TEXT:Fitch Upgrades Australia's Foreign-Currency IDR to 'AAA'
HONG KONG/SYDNEY, November 28 (Fitch) Fitch Ratings has upgraded Australia's Long-Term Foreign-Currency Issuer Default Rating (IDR) to 'AAA' from 'AA+'. At the same time, Australia's Long-Term Local-Currency IDR has been affirmed at 'AAA'. The Outlooks are Stable. The Country Ceiling has also been affirmed at 'AAA', and the Short-Term Foreign-Currency IDR at 'F1+'.
"Australia's 'AAA' Foreign-Currency IDR reflects its fundamental credit strengths, including its high value-added economy, strong political, civil and social institutions and its flexible policy framework," said Art Woo, Director in Fitch's Asia Sovereign Ratings group.
"The combination of low public debt, a freely floating exchange rate, a credible inflation target framework, and liberal trade and labour markets provides Australian authorities the flexibility to run strong counter-cyclical fiscal and monetary policies during both economic downturns and upturns. These factors have helped Australia weather a number of externally-driven shocks over the past two decades," added Mr. Woo.
Fitch views Australia's low general government debt-to-GDP ratio - 26.3% of GDP in FY2010-11 - as one of the sovereign's standout strengths. In comparison, the 'AAA' peer rating group median was 55.7% of GDP in 2010. This provides Australia with the fiscal space to weather adverse shocks.

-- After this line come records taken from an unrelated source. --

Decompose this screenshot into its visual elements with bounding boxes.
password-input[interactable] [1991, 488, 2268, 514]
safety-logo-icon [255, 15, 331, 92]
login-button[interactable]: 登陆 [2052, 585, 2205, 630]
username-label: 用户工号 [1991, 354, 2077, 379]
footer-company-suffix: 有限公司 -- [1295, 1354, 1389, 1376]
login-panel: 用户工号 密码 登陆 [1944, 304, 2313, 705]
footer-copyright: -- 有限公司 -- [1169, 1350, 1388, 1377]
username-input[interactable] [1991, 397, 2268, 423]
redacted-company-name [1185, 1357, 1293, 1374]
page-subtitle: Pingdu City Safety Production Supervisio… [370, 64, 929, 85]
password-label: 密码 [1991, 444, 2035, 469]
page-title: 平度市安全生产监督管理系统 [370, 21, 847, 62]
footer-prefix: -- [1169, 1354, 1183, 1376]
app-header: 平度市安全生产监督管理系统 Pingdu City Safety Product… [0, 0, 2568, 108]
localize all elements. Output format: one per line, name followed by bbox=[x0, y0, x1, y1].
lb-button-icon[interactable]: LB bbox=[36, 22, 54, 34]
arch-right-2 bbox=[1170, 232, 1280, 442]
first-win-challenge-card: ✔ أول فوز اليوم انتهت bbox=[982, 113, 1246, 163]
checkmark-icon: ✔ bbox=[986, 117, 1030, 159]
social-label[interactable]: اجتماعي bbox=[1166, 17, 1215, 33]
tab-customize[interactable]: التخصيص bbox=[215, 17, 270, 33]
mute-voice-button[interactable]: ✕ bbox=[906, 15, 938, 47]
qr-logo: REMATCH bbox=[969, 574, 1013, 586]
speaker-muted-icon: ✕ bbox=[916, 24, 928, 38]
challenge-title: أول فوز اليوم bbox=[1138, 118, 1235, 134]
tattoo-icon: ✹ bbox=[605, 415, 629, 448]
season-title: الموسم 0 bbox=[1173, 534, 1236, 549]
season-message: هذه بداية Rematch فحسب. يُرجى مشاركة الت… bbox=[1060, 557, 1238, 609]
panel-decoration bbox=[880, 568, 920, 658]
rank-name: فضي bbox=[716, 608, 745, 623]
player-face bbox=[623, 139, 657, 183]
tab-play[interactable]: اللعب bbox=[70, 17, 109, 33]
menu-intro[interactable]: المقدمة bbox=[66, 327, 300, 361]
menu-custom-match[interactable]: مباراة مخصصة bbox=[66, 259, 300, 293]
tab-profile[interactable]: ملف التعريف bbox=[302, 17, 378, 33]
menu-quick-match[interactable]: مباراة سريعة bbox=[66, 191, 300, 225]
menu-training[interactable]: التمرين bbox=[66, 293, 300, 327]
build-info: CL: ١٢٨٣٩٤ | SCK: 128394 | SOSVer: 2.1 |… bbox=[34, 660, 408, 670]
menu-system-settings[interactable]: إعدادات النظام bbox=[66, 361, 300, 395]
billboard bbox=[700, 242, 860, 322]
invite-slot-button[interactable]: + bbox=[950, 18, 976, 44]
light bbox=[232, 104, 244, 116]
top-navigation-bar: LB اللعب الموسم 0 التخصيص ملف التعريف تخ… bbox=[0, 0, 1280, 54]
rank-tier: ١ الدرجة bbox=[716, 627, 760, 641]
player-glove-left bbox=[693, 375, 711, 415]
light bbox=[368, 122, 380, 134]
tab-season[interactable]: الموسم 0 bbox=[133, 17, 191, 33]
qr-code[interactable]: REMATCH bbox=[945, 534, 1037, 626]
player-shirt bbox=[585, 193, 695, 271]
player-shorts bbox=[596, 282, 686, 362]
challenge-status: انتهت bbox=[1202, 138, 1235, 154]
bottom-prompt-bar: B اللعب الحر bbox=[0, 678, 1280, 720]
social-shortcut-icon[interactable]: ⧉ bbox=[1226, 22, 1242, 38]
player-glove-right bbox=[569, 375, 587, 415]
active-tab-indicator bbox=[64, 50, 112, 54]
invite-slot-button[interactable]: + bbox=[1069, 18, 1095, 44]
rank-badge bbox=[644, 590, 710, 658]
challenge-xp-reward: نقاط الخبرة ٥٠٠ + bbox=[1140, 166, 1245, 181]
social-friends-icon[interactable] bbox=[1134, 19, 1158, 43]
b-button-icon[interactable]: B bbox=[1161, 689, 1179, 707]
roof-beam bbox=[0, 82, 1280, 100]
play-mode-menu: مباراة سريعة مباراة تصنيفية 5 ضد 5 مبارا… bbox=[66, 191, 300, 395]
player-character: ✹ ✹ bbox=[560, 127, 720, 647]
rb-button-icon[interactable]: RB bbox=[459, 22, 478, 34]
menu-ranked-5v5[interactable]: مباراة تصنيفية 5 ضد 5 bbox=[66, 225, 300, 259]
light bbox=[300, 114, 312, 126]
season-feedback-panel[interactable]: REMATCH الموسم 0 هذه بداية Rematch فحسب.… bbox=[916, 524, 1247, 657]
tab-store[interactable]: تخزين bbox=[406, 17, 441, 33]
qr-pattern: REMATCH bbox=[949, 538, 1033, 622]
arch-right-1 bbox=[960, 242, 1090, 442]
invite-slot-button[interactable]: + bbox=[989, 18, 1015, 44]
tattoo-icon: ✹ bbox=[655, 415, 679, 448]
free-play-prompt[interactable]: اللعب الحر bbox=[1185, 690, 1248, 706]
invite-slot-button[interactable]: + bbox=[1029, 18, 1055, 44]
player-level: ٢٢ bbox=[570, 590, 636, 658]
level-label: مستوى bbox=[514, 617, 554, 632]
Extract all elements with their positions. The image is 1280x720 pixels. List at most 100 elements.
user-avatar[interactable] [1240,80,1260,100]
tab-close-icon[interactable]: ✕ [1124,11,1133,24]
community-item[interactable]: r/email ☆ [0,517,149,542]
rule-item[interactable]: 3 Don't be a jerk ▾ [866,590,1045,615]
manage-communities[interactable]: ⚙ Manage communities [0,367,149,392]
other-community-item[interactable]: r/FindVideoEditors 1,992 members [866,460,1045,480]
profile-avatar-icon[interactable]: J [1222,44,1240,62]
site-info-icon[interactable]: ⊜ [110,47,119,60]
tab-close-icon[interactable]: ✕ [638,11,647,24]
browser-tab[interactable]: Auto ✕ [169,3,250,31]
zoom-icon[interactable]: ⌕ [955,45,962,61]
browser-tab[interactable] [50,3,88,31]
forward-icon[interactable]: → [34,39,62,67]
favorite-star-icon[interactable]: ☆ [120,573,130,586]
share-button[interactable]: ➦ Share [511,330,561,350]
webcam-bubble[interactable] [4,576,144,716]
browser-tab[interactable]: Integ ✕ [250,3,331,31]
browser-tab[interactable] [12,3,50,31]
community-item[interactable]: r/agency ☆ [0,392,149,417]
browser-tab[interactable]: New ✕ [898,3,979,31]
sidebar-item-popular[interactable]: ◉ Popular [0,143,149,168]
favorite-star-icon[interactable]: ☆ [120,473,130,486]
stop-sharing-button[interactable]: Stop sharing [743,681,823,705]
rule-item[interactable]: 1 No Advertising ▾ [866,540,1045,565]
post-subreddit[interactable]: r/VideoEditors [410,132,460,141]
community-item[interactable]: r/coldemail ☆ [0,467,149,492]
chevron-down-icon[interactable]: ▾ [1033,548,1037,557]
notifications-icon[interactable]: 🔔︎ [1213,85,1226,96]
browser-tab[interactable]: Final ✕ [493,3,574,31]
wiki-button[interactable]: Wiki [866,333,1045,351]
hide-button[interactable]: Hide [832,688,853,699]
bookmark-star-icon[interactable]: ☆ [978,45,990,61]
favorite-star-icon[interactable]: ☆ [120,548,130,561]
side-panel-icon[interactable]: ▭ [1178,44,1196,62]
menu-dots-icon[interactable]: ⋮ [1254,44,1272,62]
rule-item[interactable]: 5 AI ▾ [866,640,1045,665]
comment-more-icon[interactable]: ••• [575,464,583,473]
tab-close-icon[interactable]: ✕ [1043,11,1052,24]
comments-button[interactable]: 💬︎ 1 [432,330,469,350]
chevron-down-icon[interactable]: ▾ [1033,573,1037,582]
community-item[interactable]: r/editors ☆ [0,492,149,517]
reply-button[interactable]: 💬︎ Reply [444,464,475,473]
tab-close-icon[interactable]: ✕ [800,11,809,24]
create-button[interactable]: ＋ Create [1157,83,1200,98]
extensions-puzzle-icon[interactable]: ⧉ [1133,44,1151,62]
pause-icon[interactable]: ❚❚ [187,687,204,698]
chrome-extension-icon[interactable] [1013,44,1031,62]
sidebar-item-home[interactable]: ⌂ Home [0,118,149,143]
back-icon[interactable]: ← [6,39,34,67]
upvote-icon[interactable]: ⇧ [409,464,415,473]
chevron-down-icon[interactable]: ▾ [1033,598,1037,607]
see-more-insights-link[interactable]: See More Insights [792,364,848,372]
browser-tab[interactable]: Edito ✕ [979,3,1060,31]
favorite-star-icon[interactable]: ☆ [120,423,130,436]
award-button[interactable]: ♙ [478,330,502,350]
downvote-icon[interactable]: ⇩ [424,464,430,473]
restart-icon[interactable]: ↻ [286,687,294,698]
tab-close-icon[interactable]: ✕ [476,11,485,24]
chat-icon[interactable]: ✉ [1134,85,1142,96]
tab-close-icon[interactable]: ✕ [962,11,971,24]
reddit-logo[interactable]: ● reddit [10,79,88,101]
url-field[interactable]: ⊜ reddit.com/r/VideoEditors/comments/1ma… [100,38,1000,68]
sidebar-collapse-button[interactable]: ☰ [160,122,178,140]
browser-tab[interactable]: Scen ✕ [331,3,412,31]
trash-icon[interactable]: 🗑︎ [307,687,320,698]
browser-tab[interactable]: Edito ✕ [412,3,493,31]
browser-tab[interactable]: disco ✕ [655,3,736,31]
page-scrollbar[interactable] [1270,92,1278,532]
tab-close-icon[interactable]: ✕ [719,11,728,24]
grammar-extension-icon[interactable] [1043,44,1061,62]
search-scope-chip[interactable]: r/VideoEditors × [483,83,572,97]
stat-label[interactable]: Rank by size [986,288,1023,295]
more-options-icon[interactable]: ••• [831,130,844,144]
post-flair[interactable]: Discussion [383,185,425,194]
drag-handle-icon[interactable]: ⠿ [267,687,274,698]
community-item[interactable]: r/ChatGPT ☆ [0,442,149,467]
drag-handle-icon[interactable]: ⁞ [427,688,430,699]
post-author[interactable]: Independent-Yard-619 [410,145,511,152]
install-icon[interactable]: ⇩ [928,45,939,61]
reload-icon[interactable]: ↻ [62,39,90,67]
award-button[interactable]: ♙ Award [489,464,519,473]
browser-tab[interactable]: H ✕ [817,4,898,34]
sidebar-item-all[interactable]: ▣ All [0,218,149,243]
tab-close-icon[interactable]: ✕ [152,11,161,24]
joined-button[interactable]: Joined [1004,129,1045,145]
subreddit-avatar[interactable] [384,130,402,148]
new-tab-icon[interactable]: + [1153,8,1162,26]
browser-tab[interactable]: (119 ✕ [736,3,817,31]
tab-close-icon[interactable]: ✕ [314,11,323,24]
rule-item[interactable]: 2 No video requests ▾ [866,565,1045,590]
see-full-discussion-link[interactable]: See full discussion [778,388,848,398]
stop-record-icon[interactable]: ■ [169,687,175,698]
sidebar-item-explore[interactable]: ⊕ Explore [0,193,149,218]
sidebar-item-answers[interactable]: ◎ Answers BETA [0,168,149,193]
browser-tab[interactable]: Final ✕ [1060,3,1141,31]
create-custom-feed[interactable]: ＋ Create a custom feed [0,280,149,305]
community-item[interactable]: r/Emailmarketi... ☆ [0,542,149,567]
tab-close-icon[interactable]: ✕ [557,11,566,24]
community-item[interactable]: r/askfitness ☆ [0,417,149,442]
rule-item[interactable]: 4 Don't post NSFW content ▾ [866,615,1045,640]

The federal government remains committed to returning the commonwealth budget back to surplus by FY2012-13 (fiscal year ending 30 June 2013), although a further deterioration in global economic conditions could delay the achievement of this objective.
By contrast, Australia's external finances remain weak by 'AAA' standards, albeit not the worst among rating peers; net external debt stood at a sizeable 53.2% of GDP in 2010 and the current account deficit is expected to remain sizeable, a longstanding feature of the Australian economy. This makes Australia relatively sensitive to external financing shocks when compared to 'AAA' peers. As evidence, Australia's banking sector, which was and still is heavily reliant on external debt, faced difficulties accessing the international wholesale funding market in late-2008/2009. The banking sector has since reduced its reliance on short-term debt financing, to 21% in Q2 2011 from 30% of its total funding liabilities in Q1 2008.
The current boom in global commodity prices has helped Australia maintain healthy rates of economic growth against the backdrop of the global financial crisis. Australia's five-year real GDP growth averaged 2.8% in 2010, well above both the 'AAA' peer rating group median of 1.4%. Moreover, Fitch forecasts that real GDP growth will average 3.4% in 2012-2013, as construction of resource-based investment projects (coal, iron ore and liquefied natural gas) accelerate, up from an estimated 1.5% for 2011.
The agency notes that this relatively high commodity dependence also poses risks. A large downturn in key commodity prices, leading to a sharp reversal in the terms of trade, could have significant knock-on effects on the domestic economy and public finances. However, in Fitch's opinion, the economy and the authorities have the capacity and capability to weather such a shock.
Household leverage is high in Australia. The household debt-to-disposable income ratio was 153.5% in Q211, above the 'AAA' median, albeit lower than some rating peers. This can be linked to the run-up in housing prices over the past decade and a half. Official and private sector estimates show that growth in housing prices have been moderating since mid-2010, which should ease concerns that a large bubble has developed.
Looking further ahead, Fitch would view successful implementation of the government's medium-term fiscal consolidation plans, particularly achieving budget surpluses and improving its net financial worth, as supportive for Australia's credit profile. In contrast, large problems in the banking sector, whether driven by a loss of access to the international wholesale funding market or by a significant deterioration in asset quality, could put downward pressure on Australia's ratings.